É impressionante como algumas marchinhas carnavalescas se incorporam ao imaginário do sujeito feito o Padre Nosso para cristãos. Invenção carioquíssima, a marchinha é a crônica cantada, serelepe, ágil, sacana, vez por outra lírica, da nossa gente. Sou fã absoluto do gênero.

Sei de gente que se comove na época do Natal com o os Meninos Cantores de Petrópolis cantando Noite Feliz. Outros, mais caipiras, sentem o peito doer nas festas de São João, ao som de O balão vai subindo. Conheço até um sujeito meio fresco que chora na Páscoa quando escuta o coelhinho se eu fosse como tu. Eu, triste carnavalesco que sou, costumo chegar às lágrimas com a imortal Marcha da Cueca, uma espécie de Marselhesa dos países baixos, composta por Carlos Meneses, Livardo Alves e Sardinho [obra dessa dimensão não poderia mesmo ser fruto de uma única pessoa] :

Eu mato, eu mato
Quem roubou minha cueca
Pra fazer pano de prato.
Minha cueca
Tava lavada
Foi um presente
Que ganhei da namorada

A Marcha da Cueca traz tremendas recordações e a lembrança, especialíssima, de um episódio que moldou, em certo sentido, meu caráter. Até escrevi certa feita sobre o fato em algum canto do antigo blog. Rememoro o evento.

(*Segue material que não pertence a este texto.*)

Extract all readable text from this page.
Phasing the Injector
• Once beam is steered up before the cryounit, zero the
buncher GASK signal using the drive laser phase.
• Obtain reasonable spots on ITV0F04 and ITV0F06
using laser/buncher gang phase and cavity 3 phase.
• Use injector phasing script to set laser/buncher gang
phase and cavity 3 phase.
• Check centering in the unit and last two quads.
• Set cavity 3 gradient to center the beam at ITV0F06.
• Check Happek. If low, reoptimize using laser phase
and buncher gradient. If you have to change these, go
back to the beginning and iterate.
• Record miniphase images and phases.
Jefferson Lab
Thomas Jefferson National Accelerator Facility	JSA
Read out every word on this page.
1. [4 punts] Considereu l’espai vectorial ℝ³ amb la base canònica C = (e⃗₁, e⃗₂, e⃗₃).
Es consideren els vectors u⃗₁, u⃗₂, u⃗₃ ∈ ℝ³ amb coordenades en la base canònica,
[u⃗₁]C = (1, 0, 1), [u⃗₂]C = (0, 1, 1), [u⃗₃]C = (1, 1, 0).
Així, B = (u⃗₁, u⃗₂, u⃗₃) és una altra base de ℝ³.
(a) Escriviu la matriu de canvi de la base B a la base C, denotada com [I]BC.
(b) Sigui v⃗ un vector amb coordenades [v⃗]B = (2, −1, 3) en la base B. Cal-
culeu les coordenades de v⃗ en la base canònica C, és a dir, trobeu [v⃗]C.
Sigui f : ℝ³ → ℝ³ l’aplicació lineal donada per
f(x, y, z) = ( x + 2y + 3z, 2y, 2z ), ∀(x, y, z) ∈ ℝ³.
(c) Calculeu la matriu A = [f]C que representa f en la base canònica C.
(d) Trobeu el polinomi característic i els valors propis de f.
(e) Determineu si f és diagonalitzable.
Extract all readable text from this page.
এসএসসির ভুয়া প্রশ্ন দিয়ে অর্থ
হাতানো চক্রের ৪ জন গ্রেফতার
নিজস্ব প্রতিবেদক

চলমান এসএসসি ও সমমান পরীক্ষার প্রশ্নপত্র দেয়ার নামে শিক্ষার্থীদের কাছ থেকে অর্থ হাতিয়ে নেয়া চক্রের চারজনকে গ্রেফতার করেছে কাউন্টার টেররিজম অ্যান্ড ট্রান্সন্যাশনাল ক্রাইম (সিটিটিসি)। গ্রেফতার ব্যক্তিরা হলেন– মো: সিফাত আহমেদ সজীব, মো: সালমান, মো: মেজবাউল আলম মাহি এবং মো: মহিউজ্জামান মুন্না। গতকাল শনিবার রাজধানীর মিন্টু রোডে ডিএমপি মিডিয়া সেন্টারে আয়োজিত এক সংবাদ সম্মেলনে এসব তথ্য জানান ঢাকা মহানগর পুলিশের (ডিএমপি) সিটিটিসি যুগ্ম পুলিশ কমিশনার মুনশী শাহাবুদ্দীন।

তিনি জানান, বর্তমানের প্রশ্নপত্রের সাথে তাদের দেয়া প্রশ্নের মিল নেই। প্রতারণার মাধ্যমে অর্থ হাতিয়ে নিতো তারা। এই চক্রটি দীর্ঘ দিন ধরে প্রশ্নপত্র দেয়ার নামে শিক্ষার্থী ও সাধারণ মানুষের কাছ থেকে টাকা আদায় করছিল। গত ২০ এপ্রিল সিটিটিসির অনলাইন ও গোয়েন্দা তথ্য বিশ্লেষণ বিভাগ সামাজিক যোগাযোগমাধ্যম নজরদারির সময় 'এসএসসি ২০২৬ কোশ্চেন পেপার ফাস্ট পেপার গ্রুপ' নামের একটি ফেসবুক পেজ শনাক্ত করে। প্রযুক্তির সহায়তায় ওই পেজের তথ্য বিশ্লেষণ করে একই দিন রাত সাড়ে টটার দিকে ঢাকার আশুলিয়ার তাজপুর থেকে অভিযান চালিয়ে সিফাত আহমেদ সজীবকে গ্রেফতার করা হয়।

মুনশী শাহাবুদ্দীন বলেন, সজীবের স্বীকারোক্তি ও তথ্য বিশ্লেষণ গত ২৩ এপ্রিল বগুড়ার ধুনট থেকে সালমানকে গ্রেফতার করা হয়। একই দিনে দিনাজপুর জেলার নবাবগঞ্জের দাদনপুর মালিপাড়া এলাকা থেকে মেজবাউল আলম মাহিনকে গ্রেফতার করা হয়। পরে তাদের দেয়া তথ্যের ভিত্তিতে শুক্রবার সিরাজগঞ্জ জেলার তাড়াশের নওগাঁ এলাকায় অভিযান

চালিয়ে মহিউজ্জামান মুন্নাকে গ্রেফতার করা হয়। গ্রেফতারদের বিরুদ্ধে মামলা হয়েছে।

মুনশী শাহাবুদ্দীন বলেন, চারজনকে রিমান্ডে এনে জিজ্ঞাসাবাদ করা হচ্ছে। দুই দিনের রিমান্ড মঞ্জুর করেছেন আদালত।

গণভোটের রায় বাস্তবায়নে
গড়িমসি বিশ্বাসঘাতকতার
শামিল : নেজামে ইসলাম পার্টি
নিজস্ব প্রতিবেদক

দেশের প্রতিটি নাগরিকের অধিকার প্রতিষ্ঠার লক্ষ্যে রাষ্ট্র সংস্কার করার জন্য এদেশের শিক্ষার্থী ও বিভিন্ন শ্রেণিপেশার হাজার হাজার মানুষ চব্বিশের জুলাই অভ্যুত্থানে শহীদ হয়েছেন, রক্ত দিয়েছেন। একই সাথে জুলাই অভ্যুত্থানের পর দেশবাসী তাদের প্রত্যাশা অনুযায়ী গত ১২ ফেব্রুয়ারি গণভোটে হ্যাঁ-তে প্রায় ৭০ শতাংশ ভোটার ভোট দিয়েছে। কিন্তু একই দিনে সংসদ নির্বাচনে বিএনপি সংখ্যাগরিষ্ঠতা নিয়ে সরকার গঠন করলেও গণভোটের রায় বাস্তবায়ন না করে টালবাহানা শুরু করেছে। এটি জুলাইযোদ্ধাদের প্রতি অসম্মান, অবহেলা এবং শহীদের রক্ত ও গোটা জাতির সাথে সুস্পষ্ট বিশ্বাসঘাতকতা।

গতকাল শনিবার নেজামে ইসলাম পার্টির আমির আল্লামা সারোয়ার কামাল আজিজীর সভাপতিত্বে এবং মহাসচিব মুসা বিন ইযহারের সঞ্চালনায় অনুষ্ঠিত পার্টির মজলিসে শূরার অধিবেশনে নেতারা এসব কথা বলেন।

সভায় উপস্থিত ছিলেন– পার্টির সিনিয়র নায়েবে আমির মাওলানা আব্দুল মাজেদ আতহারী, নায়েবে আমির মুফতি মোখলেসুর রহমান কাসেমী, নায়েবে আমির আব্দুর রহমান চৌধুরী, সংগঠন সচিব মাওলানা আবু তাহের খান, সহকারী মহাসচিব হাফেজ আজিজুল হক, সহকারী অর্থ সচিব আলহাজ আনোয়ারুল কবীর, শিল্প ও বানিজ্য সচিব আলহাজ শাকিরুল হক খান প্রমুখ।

Tinha eu catorze anos de idade quando ganhei uma cueca espetacular – cor de laranja, com uma máquina fotográfica no meio e a frase definitiva : Olha o passarinho. Foi presente da minha mãe. Aliás, minto, não foi minha mãe. Ganhei a cueca da minha tia Lita.
Passou a ser minha cueca predileta, que usava com constância pouco recomendável. Mais do que predileta, a cueca me dava era uma sorte violenta. Não cheguei ao ponto de D. João VI, que usou uma única peça de baixo por oito anos, mas é meu dever confessar que as outras cuecas perderam a importância diante daquela.
Eis que um dia, sintam meu drama, fui jogar futebol com a garotada na Casa do Minho, clube português situado em Laranjeiras. É evidente que estava usando a cueca, garantia absoluta de um desempenho brilhante nas quatro linhas.
Sempre fui, e a pausa é necessária, homem-gol. Dotado de insuspeita habilidade com a criança nos pés, era um dos primeiros escolhidos no par ou ímpar. Balançar as redes adversárias, para mim, era mato.
Pois bem , voltemos ao cenário do drama. Começa o jogo. O beque adversário faz uma marcação firme para conter minhas arrancadas mortíferas. Subitamente sou assaltado por uma necessidade vigorosa de ir ao banheiro. Estou entre amigos, peço rápida substituição e dirijo-me célere aos vestiários.
Chegando lá, em situação emergencial, busco a privada com o fervor de um muçulmano peregrinando à Meca. Já no trono, sinto o alívio vital da evacuação, caudalosa como um Amazonas barroso.
Terminada a tarefa, busco agir com rapidez para voltar ao cenário do confronto. Há , porém, um grave problema. Onde está o papel higiênico? Não está. Não há. Toalha de rosto? Não há. Não existe rigorosamente nada que possibilite a higiene pós-apoteose fecal.
Volto ao jogo naquelas condições? Nem pensar.
Me ocorreu então a única e dolorosa saída – sacrificar a cueca.
Dotado de tristeza profunda, vivendo uma espécie de escolha de Sofia, sacrifiquei a bichinha em nome da manutenção da dignidade pessoal do artilheiro. Me limpei com minha peça de estimação, maculando para todo sempre o olha o passarinho.
Após o ato cometi o ilícito: Zuni a cueca pela janela do banheiro, que dava para o pátio do prédio vizinho. Lavei as mãos – sempre fui educadíssimo – e voltei ao jogo. Tive uma atuação discreta, apagada mesmo, naquele dia.
Acho que é por isso que a Marcha da Cueca me deixa, com a licença do poeta, comovido feito o diabo. A cueca da marchinha, que virou pano de prato, passou a ser a dolorosa lembrança da outra, que virou papel higiênico. Saudade, teu nome é Carnaval !

Evoé

8 Replies to “O CARNAVAL E A MARCHA DA CUECA”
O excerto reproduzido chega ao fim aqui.